Osteoarthritis (OA) is the most common form of arthritis and Mayo Clinic estimates three million people are diagnosed with osteoarthritis annually. It is estimated over 27 million Americans are currently diagnosed with osteoarthritis. OA is also commonly named:
- Degenerative arthritis
- Wear and tear arthritis
- Degenerative joint disease
It is explained as a chronic condition that occurs after the cartilage cushioning the joints breaks down. When this happens, the bones rub onto one another, which eventually cause pain, stiffness and loss of movement of the joints.
OA is basically not a condition that usually surfaces after the age of 40 years old. The condition is usually gradual as the symptoms increase with severity and frequency. The first symptoms may be stiffness or soreness.
- When you experience stiffness after resting that disappears after movement.
- When you experience stiff or sore joints especially at the lower back, knees and hips. This is usually after overuse or inactivity.

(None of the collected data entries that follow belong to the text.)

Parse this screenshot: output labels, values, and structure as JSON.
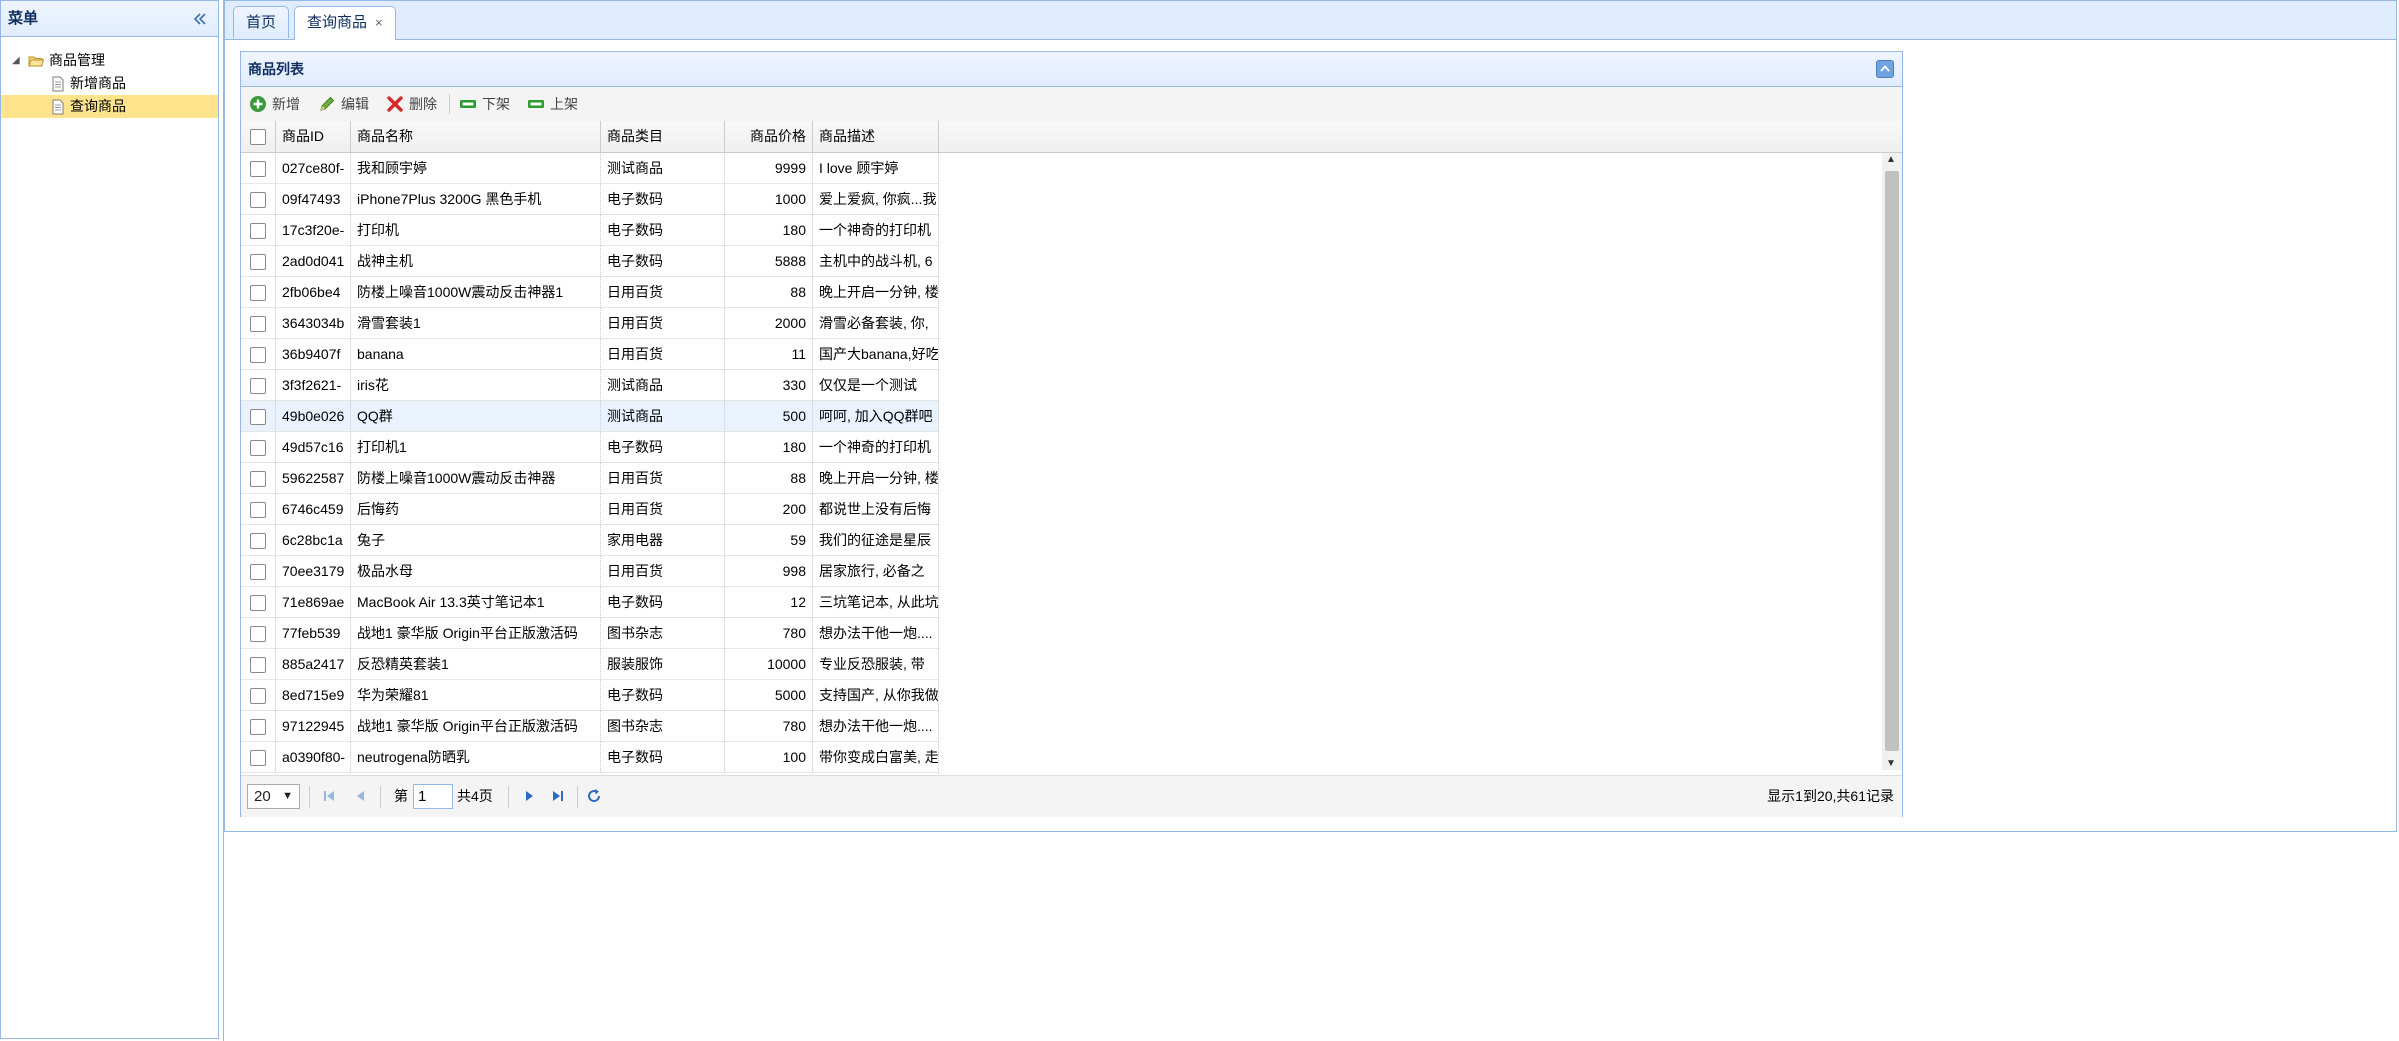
{
  "menu": {
    "title": "菜单",
    "tree": {
      "root_label": "商品管理",
      "children": [
        {
          "label": "新增商品"
        },
        {
          "label": "查询商品"
        }
      ]
    }
  },
  "tabs": [
    {
      "label": "首页"
    },
    {
      "label": "查询商品",
      "close": "×"
    }
  ],
  "grid": {
    "title": "商品列表",
    "toolbar": {
      "add": "新增",
      "edit": "编辑",
      "delete": "删除",
      "offshelf": "下架",
      "onshelf": "上架"
    },
    "columns": {
      "id": "商品ID",
      "name": "商品名称",
      "category": "商品类目",
      "price": "商品价格",
      "desc": "商品描述"
    },
    "rows": [
      {
        "id": "027ce80f-",
        "name": "我和顾宇婷",
        "category": "测试商品",
        "price": "9999",
        "desc": "I love 顾宇婷"
      },
      {
        "id": "09f47493",
        "name": "iPhone7Plus 3200G 黑色手机",
        "category": "电子数码",
        "price": "1000",
        "desc": "爱上爱疯, 你疯...我"
      },
      {
        "id": "17c3f20e-",
        "name": "打印机",
        "category": "电子数码",
        "price": "180",
        "desc": "一个神奇的打印机"
      },
      {
        "id": "2ad0d041",
        "name": "战神主机",
        "category": "电子数码",
        "price": "5888",
        "desc": "主机中的战斗机, 6"
      },
      {
        "id": "2fb06be4",
        "name": "防楼上噪音1000W震动反击神器1",
        "category": "日用百货",
        "price": "88",
        "desc": "晚上开启一分钟, 楼"
      },
      {
        "id": "3643034b",
        "name": "滑雪套装1",
        "category": "日用百货",
        "price": "2000",
        "desc": "滑雪必备套装, 你,"
      },
      {
        "id": "36b9407f",
        "name": "banana",
        "category": "日用百货",
        "price": "11",
        "desc": "国产大banana,好吃"
      },
      {
        "id": "3f3f2621-",
        "name": "iris花",
        "category": "测试商品",
        "price": "330",
        "desc": "仅仅是一个测试"
      },
      {
        "id": "49b0e026",
        "name": "QQ群",
        "category": "测试商品",
        "price": "500",
        "desc": "呵呵, 加入QQ群吧"
      },
      {
        "id": "49d57c16",
        "name": "打印机1",
        "category": "电子数码",
        "price": "180",
        "desc": "一个神奇的打印机"
      },
      {
        "id": "59622587",
        "name": "防楼上噪音1000W震动反击神器",
        "category": "日用百货",
        "price": "88",
        "desc": "晚上开启一分钟, 楼"
      },
      {
        "id": "6746c459",
        "name": "后悔药",
        "category": "日用百货",
        "price": "200",
        "desc": "都说世上没有后悔"
      },
      {
        "id": "6c28bc1a",
        "name": "兔子",
        "category": "家用电器",
        "price": "59",
        "desc": "我们的征途是星辰"
      },
      {
        "id": "70ee3179",
        "name": "极品水母",
        "category": "日用百货",
        "price": "998",
        "desc": "居家旅行, 必备之"
      },
      {
        "id": "71e869ae",
        "name": "MacBook Air 13.3英寸笔记本1",
        "category": "电子数码",
        "price": "12",
        "desc": "三坑笔记本, 从此坑"
      },
      {
        "id": "77feb539",
        "name": "战地1 豪华版 Origin平台正版激活码",
        "category": "图书杂志",
        "price": "780",
        "desc": "想办法干他一炮...."
      },
      {
        "id": "885a2417",
        "name": "反恐精英套装1",
        "category": "服装服饰",
        "price": "10000",
        "desc": "专业反恐服装, 带"
      },
      {
        "id": "8ed715e9",
        "name": "华为荣耀81",
        "category": "电子数码",
        "price": "5000",
        "desc": "支持国产, 从你我做"
      },
      {
        "id": "97122945",
        "name": "战地1 豪华版 Origin平台正版激活码",
        "category": "图书杂志",
        "price": "780",
        "desc": "想办法干他一炮...."
      },
      {
        "id": "a0390f80-",
        "name": "neutrogena防晒乳",
        "category": "电子数码",
        "price": "100",
        "desc": "带你变成白富美, 走"
      }
    ],
    "pager": {
      "page_size": "20",
      "page_prefix": "第",
      "page_value": "1",
      "page_total": "共4页",
      "summary": "显示1到20,共61记录"
    }
  },
  "colors": {
    "border": "#95b8e7",
    "header_bg": "#e0ecff",
    "selected": "#ffe48d",
    "hover_row": "#eaf2ff"
  }
}
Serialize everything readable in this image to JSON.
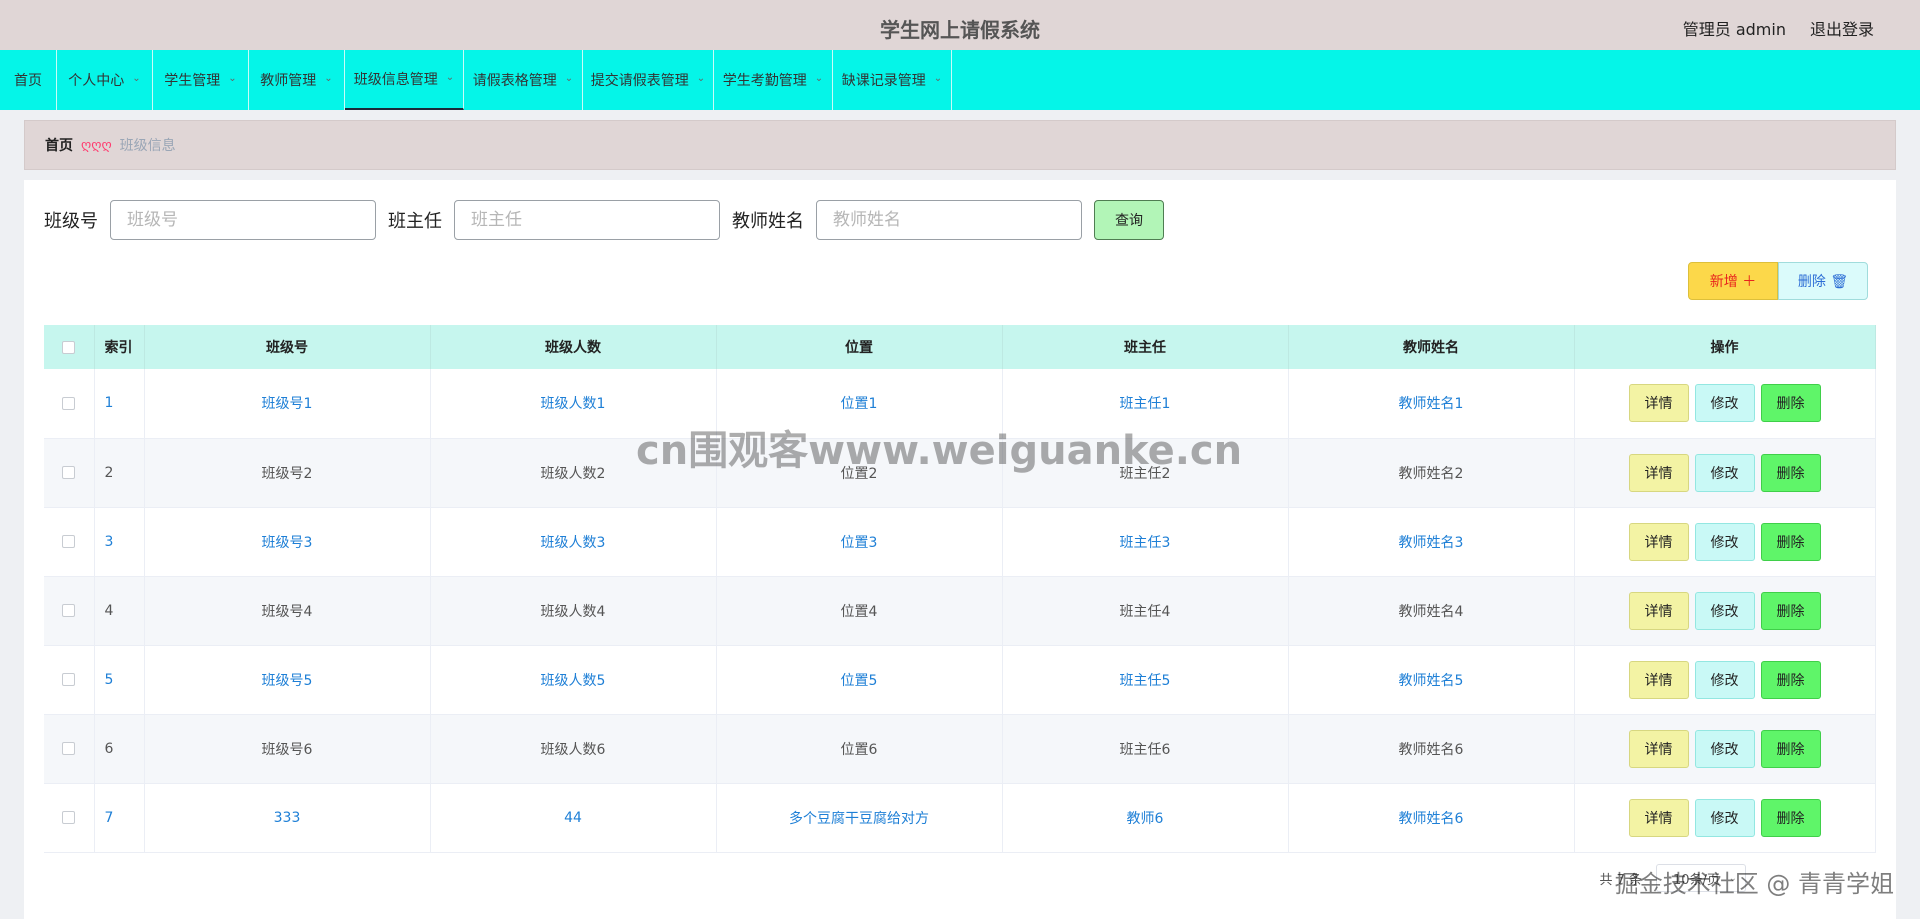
{
  "header": {
    "title": "学生网上请假系统",
    "user_label": "管理员 admin",
    "logout_label": "退出登录"
  },
  "nav": {
    "items": [
      {
        "label": "首页",
        "dropdown": false,
        "active": false
      },
      {
        "label": "个人中心",
        "dropdown": true,
        "active": false
      },
      {
        "label": "学生管理",
        "dropdown": true,
        "active": false
      },
      {
        "label": "教师管理",
        "dropdown": true,
        "active": false
      },
      {
        "label": "班级信息管理",
        "dropdown": true,
        "active": true
      },
      {
        "label": "请假表格管理",
        "dropdown": true,
        "active": false
      },
      {
        "label": "提交请假表管理",
        "dropdown": true,
        "active": false
      },
      {
        "label": "学生考勤管理",
        "dropdown": true,
        "active": false
      },
      {
        "label": "缺课记录管理",
        "dropdown": true,
        "active": false
      }
    ]
  },
  "breadcrumb": {
    "home": "首页",
    "separator": "ღღღ",
    "current": "班级信息"
  },
  "search": {
    "class_no_label": "班级号",
    "class_no_placeholder": "班级号",
    "head_teacher_label": "班主任",
    "head_teacher_placeholder": "班主任",
    "teacher_name_label": "教师姓名",
    "teacher_name_placeholder": "教师姓名",
    "query_label": "查询"
  },
  "actions": {
    "add_label": "新增 ＋",
    "delete_label": "删除 🗑"
  },
  "table": {
    "headers": {
      "index": "索引",
      "class_no": "班级号",
      "class_size": "班级人数",
      "location": "位置",
      "head_teacher": "班主任",
      "teacher_name": "教师姓名",
      "operation": "操作"
    },
    "buttons": {
      "detail": "详情",
      "edit": "修改",
      "delete": "删除"
    },
    "rows": [
      {
        "index": "1",
        "class_no": "班级号1",
        "class_size": "班级人数1",
        "location": "位置1",
        "head_teacher": "班主任1",
        "teacher_name": "教师姓名1"
      },
      {
        "index": "2",
        "class_no": "班级号2",
        "class_size": "班级人数2",
        "location": "位置2",
        "head_teacher": "班主任2",
        "teacher_name": "教师姓名2"
      },
      {
        "index": "3",
        "class_no": "班级号3",
        "class_size": "班级人数3",
        "location": "位置3",
        "head_teacher": "班主任3",
        "teacher_name": "教师姓名3"
      },
      {
        "index": "4",
        "class_no": "班级号4",
        "class_size": "班级人数4",
        "location": "位置4",
        "head_teacher": "班主任4",
        "teacher_name": "教师姓名4"
      },
      {
        "index": "5",
        "class_no": "班级号5",
        "class_size": "班级人数5",
        "location": "位置5",
        "head_teacher": "班主任5",
        "teacher_name": "教师姓名5"
      },
      {
        "index": "6",
        "class_no": "班级号6",
        "class_size": "班级人数6",
        "location": "位置6",
        "head_teacher": "班主任6",
        "teacher_name": "教师姓名6"
      },
      {
        "index": "7",
        "class_no": "333",
        "class_size": "44",
        "location": "多个豆腐干豆腐给对方",
        "head_teacher": "教师6",
        "teacher_name": "教师姓名6"
      }
    ]
  },
  "pager": {
    "total_label": "共 7 条",
    "page_size_label": "10条/页"
  },
  "watermarks": {
    "center": "cn围观客www.weiguanke.cn",
    "corner": "掘金技术社区 @ 青青学姐"
  }
}
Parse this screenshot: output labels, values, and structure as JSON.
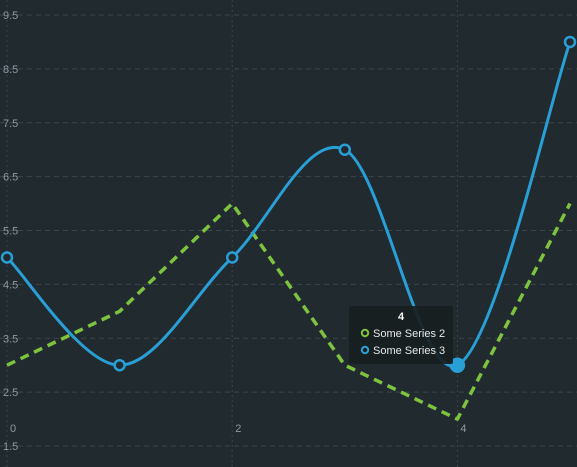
{
  "chart_data": {
    "type": "line",
    "title": "",
    "xlabel": "",
    "ylabel": "",
    "xlim": [
      0,
      5
    ],
    "ylim": [
      1.5,
      9.5
    ],
    "x_ticks": [
      0,
      2,
      4
    ],
    "y_ticks": [
      1.5,
      2.5,
      3.5,
      4.5,
      5.5,
      6.5,
      7.5,
      8.5,
      9.5
    ],
    "x_tick_labels": [
      "0",
      "2",
      "4"
    ],
    "y_tick_labels": [
      "1.5",
      "2.5",
      "3.5",
      "4.5",
      "5.5",
      "6.5",
      "7.5",
      "8.5",
      "9.5"
    ],
    "grid": true,
    "series": [
      {
        "name": "Some Series 2",
        "style": "dashed",
        "color": "#7ec240",
        "x": [
          0,
          1,
          2,
          3,
          4,
          5
        ],
        "values": [
          3,
          4,
          6,
          3,
          2,
          6
        ]
      },
      {
        "name": "Some Series 3",
        "style": "smooth-markers",
        "color": "#2a9fd6",
        "x": [
          0,
          1,
          2,
          3,
          4,
          5
        ],
        "values": [
          5,
          3,
          5,
          7,
          3,
          9
        ]
      }
    ],
    "tooltip": {
      "title": "4",
      "entries": [
        "Some Series 2",
        "Some Series 3"
      ],
      "highlight_x": 4
    }
  },
  "colors": {
    "background": "#202a2f",
    "grid": "#3a464c",
    "tick_label": "#8f9aa2",
    "tooltip_bg": "#181e21"
  }
}
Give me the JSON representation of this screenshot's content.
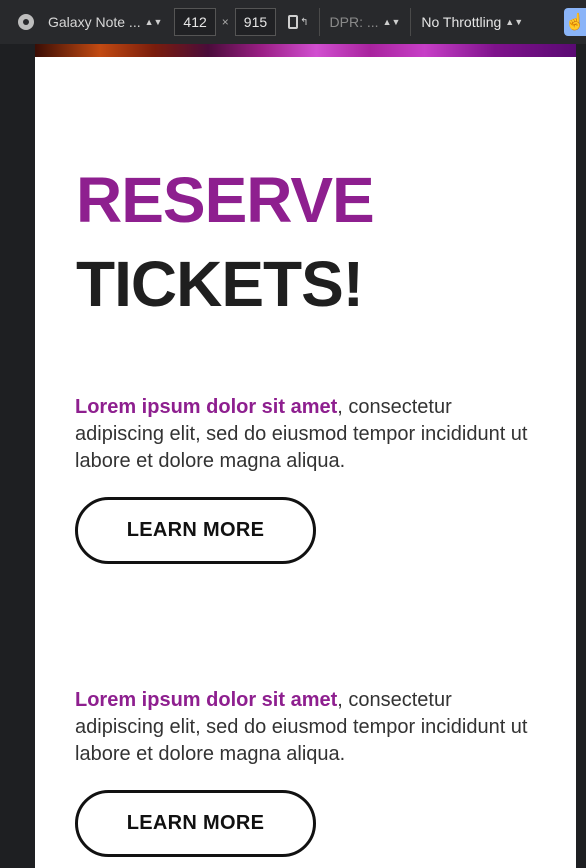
{
  "toolbar": {
    "device": "Galaxy Note ...",
    "width": "412",
    "height": "915",
    "dpr": "DPR: ...",
    "throttling": "No Throttling",
    "times_symbol": "×"
  },
  "page": {
    "headline_line1": "RESERVE",
    "headline_line2": "TICKETS!",
    "sections": [
      {
        "lead": "Lorem ipsum dolor sit amet",
        "body": ", consectetur adipiscing elit, sed do eiusmod tempor incididunt ut labore et dolore magna aliqua.",
        "button": "LEARN MORE"
      },
      {
        "lead": "Lorem ipsum dolor sit amet",
        "body": ", consectetur adipiscing elit, sed do eiusmod tempor incididunt ut labore et dolore magna aliqua.",
        "button": "LEARN MORE"
      }
    ]
  },
  "colors": {
    "accent": "#8e1f8f",
    "text": "#1f1f1f",
    "toolbar_bg": "#28292c"
  },
  "icons": [
    "chrome-icon",
    "rotate-icon",
    "touch-icon"
  ]
}
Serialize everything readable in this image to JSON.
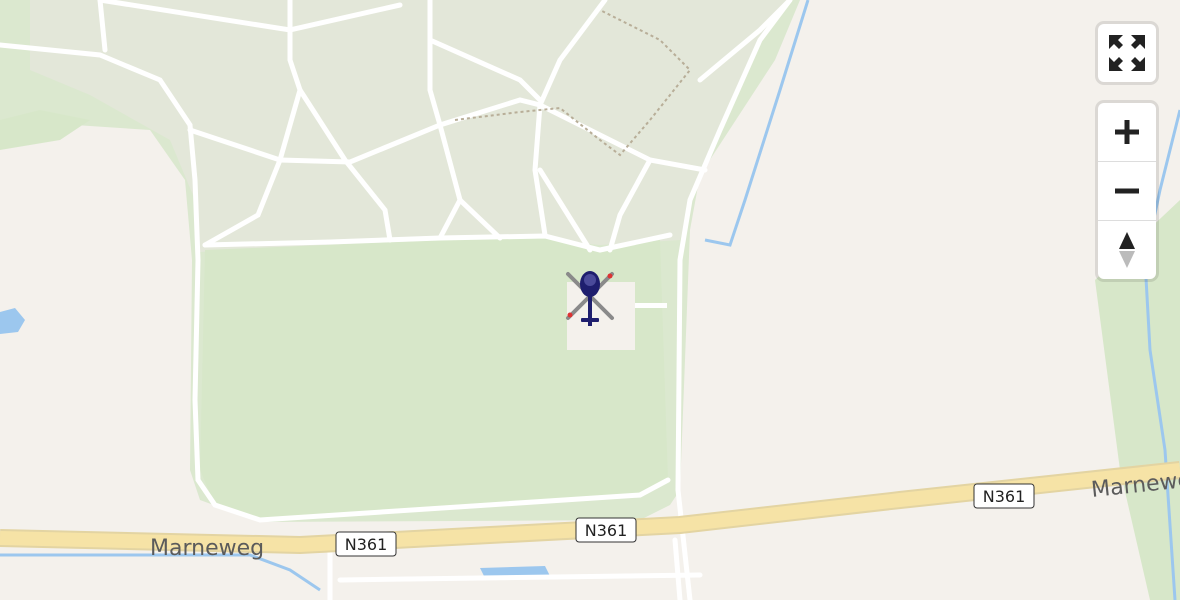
{
  "map": {
    "road_labels": [
      "Marneweg",
      "Marneweg"
    ],
    "route_shields": [
      "N361",
      "N361",
      "N361"
    ]
  },
  "colors": {
    "background": "#f4f1ec",
    "park": "#d9e9cc",
    "wooded": "#e2e7da",
    "road": "#ffffff",
    "main_road": "#f6e3a6",
    "water": "#9cc7ee",
    "helicopter": "#1e1e6e"
  },
  "marker": {
    "icon": "helicopter-icon"
  },
  "controls": {
    "fullscreen_icon": "fullscreen-icon",
    "zoom_in_icon": "zoom-in-icon",
    "zoom_out_icon": "zoom-out-icon",
    "compass_icon": "compass-icon"
  }
}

OA is also known to affect the small finger joints, neck region base of the thumb, big toe and ankle. You may find that the pain is usually moderate or irregular. The symptoms and pain may come and go or be influenced by activity, inactivity or even the weather for many.
Just as each individual is unique so is how each individual and their affected joint(s) may react differently to osteoarthritis. Consultation with your doctor is advised to determine the best course of treatment and possibly medication to manage the symptoms and pain.
While there is no cure for OA there are different ways to manage the condition. Over the counter pain relievers are an option as well as physical or occupational therapy for acute flare ups or chronic mobility problems.